ISBN4-04-852582-4
Hibaku bids farewell to Josei. "We'll meet next year. When the peach blossoms bloom I accompany the Emperor south. Be in Nanjing in the first month, at the house of the Overseer of the Silk Industry." Come the new year and all the governors' staff are a atwitter over the Emperor's coming tour of inspection. "He says, 'make no special preparations for me'-- that means we've got to pull out all the stops!" An old councilor tells them that on a previous tour one official presented him with seven beautiful women. "Ah-hah! That's what we'll do!" "Nonono- the Emperor was *extremely* displeased.' Ahhh, now what do we do? Tough to be an official under an honest Emperor.
Meanwhile Shou has gone back to school in his old town. First thing he finds is a boy being set on by three others. He tells them No fair. They tell him Butt out, short stuff. Shou is sensitive about his size and pounds the three into the ground. The boy, Meishu, takes him home to dinner in thanks.
Turns out the three bullies are his cousins, the sons of his father's younger brother. His father died a year ago and his mother is lady of the house now, but the younger brother's family hold it against her that she was a courtesan before her marriage. After her husband's death they told Meishu about his mother's past, taunting him with being a prostitute's son, and this has created a coldness between Meishu and his mother. But all is not well in the younger brother's family either. He's been borrowing heavily since his brother's death, taking his wife's jewelry to do it. And then murder happens while Shou is in the house. The magistrate, Josei's successor is called in. His way of dealing with a crime is to put all witnesses to the torture. Faced with that possibility, Shou goes all out to solve the crime himself.

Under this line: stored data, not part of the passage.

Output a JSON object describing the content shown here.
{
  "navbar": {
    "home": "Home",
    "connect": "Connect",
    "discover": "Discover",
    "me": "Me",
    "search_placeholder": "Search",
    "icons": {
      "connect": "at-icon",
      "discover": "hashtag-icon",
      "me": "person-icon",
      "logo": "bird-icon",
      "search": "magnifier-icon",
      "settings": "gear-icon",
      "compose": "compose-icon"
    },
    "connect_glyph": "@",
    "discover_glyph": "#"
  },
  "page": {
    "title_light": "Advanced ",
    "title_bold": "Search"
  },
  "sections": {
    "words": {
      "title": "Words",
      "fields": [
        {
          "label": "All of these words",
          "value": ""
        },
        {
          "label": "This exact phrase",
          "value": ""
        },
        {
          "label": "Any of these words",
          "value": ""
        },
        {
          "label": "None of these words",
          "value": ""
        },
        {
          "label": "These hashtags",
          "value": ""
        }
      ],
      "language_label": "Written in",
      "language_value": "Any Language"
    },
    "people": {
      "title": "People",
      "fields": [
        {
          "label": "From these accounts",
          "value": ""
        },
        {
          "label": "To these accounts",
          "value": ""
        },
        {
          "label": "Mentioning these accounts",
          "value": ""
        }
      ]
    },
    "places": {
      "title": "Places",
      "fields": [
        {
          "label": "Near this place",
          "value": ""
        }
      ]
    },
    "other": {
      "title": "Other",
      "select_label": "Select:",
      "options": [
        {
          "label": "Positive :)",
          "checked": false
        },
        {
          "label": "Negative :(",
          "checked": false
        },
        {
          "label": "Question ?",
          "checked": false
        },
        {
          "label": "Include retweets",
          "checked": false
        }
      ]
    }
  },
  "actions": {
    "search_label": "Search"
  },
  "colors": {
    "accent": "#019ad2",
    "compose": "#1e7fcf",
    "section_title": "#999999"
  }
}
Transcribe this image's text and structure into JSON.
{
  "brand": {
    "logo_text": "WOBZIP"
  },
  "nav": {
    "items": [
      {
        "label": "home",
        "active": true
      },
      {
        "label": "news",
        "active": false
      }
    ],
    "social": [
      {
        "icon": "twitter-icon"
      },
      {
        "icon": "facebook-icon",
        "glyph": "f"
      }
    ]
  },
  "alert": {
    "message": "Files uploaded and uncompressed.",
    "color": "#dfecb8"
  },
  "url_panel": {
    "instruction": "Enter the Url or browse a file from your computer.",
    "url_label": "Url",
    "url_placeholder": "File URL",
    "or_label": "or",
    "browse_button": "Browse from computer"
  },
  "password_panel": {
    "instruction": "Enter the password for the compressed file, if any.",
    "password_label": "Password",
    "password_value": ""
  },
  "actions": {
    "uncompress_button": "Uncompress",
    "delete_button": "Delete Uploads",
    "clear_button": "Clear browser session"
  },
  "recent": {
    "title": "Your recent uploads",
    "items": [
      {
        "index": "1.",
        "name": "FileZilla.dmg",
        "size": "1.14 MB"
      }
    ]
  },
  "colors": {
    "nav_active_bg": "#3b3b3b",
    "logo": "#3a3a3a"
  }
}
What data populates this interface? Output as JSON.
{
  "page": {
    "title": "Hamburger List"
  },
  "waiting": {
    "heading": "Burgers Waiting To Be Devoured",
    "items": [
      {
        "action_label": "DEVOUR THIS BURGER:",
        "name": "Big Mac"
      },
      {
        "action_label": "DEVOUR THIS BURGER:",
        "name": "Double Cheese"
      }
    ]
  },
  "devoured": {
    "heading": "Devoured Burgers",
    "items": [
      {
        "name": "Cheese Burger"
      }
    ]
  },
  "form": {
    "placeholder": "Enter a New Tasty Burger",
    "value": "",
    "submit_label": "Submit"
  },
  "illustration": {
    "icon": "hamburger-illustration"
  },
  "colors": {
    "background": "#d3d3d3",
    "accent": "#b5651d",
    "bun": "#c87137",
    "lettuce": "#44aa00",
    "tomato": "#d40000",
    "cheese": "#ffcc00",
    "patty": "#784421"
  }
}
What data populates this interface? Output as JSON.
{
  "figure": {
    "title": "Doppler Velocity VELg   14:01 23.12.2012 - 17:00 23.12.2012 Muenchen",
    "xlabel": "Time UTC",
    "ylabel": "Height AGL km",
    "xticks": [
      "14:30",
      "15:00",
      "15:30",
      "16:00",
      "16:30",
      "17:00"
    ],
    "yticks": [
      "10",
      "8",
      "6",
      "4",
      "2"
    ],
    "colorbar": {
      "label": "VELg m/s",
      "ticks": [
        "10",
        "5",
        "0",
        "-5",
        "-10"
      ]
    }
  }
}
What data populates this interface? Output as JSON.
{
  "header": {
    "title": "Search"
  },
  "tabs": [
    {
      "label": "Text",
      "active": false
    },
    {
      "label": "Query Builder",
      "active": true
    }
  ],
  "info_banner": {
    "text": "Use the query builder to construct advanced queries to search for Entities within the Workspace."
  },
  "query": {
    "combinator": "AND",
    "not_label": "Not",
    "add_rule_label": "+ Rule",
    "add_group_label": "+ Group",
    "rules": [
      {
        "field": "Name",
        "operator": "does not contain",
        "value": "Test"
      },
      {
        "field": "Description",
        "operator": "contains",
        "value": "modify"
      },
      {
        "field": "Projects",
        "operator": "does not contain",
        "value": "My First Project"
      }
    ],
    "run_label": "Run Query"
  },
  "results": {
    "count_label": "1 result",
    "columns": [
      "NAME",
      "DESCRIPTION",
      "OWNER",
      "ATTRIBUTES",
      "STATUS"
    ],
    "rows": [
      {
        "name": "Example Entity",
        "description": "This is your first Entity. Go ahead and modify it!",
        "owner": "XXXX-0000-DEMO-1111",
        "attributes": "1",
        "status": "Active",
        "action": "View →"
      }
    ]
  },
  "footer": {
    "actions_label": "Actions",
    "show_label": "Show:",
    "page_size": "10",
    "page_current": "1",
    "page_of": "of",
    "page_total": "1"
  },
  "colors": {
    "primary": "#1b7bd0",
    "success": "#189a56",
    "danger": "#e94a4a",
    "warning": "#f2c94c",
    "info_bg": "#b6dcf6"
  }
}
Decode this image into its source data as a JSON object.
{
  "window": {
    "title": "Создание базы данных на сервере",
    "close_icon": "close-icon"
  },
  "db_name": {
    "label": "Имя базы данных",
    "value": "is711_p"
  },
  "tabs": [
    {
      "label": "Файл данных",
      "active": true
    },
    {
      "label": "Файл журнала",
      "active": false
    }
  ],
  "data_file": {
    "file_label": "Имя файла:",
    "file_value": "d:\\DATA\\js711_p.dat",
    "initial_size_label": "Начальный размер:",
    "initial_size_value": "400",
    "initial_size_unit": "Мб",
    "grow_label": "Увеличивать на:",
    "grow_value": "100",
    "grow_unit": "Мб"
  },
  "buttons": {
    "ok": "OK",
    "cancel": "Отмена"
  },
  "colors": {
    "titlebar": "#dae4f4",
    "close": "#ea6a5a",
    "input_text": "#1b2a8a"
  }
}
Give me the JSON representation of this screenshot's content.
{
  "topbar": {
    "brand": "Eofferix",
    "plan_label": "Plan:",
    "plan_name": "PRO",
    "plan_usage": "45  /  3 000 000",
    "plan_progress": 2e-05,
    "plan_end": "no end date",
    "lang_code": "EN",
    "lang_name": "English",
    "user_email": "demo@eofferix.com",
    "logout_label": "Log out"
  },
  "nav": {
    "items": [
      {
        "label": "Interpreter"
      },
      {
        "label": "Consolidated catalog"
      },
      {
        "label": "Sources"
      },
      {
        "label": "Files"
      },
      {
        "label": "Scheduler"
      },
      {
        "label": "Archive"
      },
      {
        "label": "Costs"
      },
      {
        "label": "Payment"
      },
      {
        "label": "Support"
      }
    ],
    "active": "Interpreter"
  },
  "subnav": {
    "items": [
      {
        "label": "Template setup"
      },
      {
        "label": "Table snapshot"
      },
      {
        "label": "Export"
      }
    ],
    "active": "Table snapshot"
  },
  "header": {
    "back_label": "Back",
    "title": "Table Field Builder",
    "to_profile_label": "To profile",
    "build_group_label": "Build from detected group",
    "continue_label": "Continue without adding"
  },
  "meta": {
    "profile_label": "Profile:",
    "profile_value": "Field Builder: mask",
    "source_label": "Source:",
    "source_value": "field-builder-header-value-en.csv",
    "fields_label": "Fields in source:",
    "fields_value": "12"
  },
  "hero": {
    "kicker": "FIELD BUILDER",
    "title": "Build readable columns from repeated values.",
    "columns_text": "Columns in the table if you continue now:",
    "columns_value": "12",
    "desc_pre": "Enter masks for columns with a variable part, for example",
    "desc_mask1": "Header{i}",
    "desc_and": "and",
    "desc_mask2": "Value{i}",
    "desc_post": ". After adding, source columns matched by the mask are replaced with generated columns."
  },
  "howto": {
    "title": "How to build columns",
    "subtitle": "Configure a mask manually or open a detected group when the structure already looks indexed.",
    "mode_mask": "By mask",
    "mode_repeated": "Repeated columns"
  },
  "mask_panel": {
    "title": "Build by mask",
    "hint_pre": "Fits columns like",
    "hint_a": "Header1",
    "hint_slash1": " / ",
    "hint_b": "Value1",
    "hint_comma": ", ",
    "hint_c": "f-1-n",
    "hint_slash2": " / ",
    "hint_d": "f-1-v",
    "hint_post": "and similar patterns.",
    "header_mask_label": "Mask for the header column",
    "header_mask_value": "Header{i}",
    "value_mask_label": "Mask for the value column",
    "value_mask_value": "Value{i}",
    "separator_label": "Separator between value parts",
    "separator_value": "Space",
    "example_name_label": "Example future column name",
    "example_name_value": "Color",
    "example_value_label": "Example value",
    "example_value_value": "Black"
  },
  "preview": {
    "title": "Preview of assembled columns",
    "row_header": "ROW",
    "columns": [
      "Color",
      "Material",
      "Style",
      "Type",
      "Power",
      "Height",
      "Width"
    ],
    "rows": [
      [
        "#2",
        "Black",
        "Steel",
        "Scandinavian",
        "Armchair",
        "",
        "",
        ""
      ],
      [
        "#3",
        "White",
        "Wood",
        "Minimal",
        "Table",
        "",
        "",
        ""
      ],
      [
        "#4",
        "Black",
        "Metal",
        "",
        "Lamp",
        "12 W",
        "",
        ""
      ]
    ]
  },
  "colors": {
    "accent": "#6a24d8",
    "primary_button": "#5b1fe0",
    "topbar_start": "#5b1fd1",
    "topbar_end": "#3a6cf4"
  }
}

Meanwhile the Emperor arrives in Nanjing and takes up residence in the Overseer's house. Josei appears and Hibaku, on guard duty, indicates the garden where the Emperor is, as ever in his spare time, fishing. Josei kowtows. "Fool," the Emperor says. "How long are you going to go traipsing about, abandoning me and your work?" Josei is back in the favour that Shukujin's negligence cost him back in 'Heavenly Maid Mulan.' Of course this also means that Josei is going back to Beijing with the Emperor, and Shukujin is in despair- especially since Josei won't give him even the consolation of a parting hug.
Shou gets the news that Josei is going to Beijing. He remembers all the good food they have there. "I'll go too!" And his best friend Gyokugen (from Willow Spring) declares "If you're going I'm going too!" And so it's decided.
Josei has a cold and all the local magistrates send their servants with the usual healthful and nauseating things one is supposed to drink for colds. A young woman sees the crowds of messengers crowding about Josei's house and asks who he is. When she finds out she comes visiting and insists on seeing Josei, even in the middle of the night and even though he's in bed.
Three years ago she had a child out of wedlock. In perplexity her mother went to consult the two nuns who live in a nunnery just outside town. They knew of a home that wanted a child and so the baby was sent out to fosterage. Now the woman is the concubine of a rich man and wants her child back. The nuns won't tell her where she is- 'She's happy in her new family. You mustn't disturb her'- but that's not good enough for the high-handed and imperious concubine. She wants Josei to go see the nuns for her and negotiate the price they want for information. 'And of course you won't find me ungrateful either.' Josei, still polite in the face of these insults, puts her off- 'I'll look into it when I'm recovered'- but a day or so later Shou sees the woman's body and that of her maid being taken from the river. They were beaten to death and thrown into the water. 'I can't tell Josei,' Shou thinks in an unusual access of maturity. 'He'll insist on getting up to investigate this and he'll kill himself walking about in the cold.' So it's Shou who investigates the deaths and finds the dark secret behind them.
A clerk from Shou's father's business comes to escort Shou and Gyokugen to Beijing in Josei's wake. But on board the boat a woman recognizes Gyokugen as the son of a rich family. She and her accomplice kidnap him, by the simple expedient of throwing Shou and the clerk into the river.
They swim to shore and use a local business connection- a man called Tei, who looks like Doraemon- to discover what's happened. It seems a woman bandit called Hien has been terrorizing the neighbourhood, abducting good-looking young men and killing the soldiers sent to take her. But Hien has no use for Gyokugen, who's just a boy. She's going to have him killed, but she asks if he perhaps he has an older brother. 'Yes," Gyokugen says in desperation. 'And much better looking than me- Kou Josei!'
Tei, who has his finger on the pulse of all the local happenings, learns that a message from Hien has been delivered to the provincial governor- "Tell Kou Josei to come with the ransom for his brother.' This gives him an idea. Off he goes to Shukujin. So far attempts to attack Hien's hideout have failed. Someone has to get inside and undermine her from within- and who better qualified than a gorgeous man like Shukujin himself? 'Kou Josei will be very grateful to the man who saves his younger brother,' he says persuasively, and that settles the matter. So away Shukujin goes, to a very surprising adventure.